Eran los tiempos en los que, al norte del país de los indios maidu, surgiera de alguna oscura y tétrica caverna, donde asentara su morada misteriosa y secreta, el pérfido médico Haikutwotupeh. Quizá, después de adquirir su sapiencia sobre las medicinas y las hierbas curatorias en el Mundo Superior, y como castigo a causa de alguna tropelía o insensatez cometida con su sabiduría, fue arrojado a la Tierra para que inquietara con sus intrigas a los humanos y dejara de una vez a los divinos vivir en paz.
El médico, una vez liberado de sus pócimas, triacas mágicas y hierbajos con los que trataba de hechizar a los pobres pieles rojas que trataban de convivir pacíficamente con las cosas buenas y con las malas, como suele hacer cualquier gente de bien, que les había tocado en el reparto de los territorios de la Tierra, salió de su casa con el firme propósito de...
—Me acercaré hasta la tribu de los maidu, buscaré al jefe, le propondré jugar una partida en la que apostaremos las personas que pueblan sus aldeas. Y yo con mis artes le ganaré.

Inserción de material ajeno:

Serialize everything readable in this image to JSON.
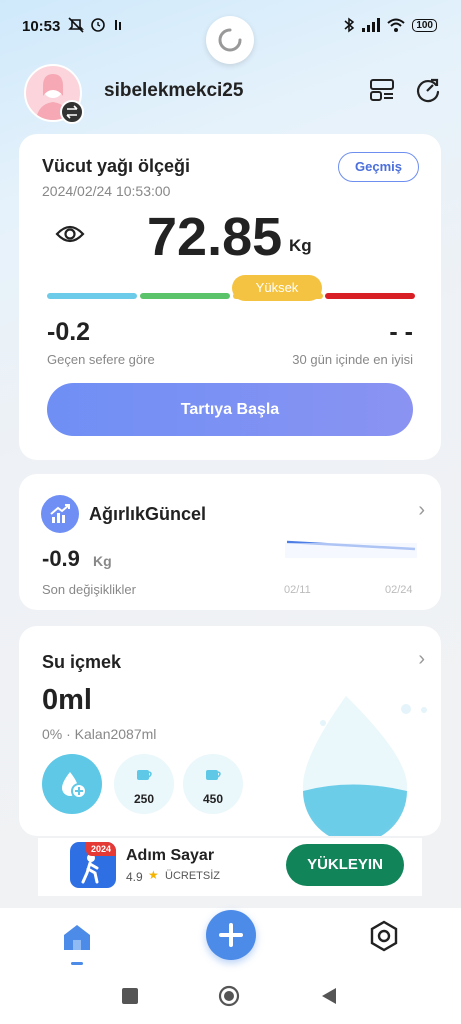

Con gran regocijo —porque sabía que era invencible en el extraño juego que él mismo había inventado y aojado con sus oraciones y sus visajes mágicos, así como también con sus triacas desconocidas, sus sortilegios y sus fórmulas ocultistas— el curandero tomó camino hacia el Norte con la malsana intención de configurar con firmeza sus propósitos de ganar, o más bien raptar a todos los individuos que pudiera de aquella tribu. El fin que perseguía era el de retenerlos en sus dominios y cercenar definitivamente las ansias de prosperidad y progreso que poseían; sentimientos que por otra parte eran los que la naturaleza con su sabiduría les imponía con severidad.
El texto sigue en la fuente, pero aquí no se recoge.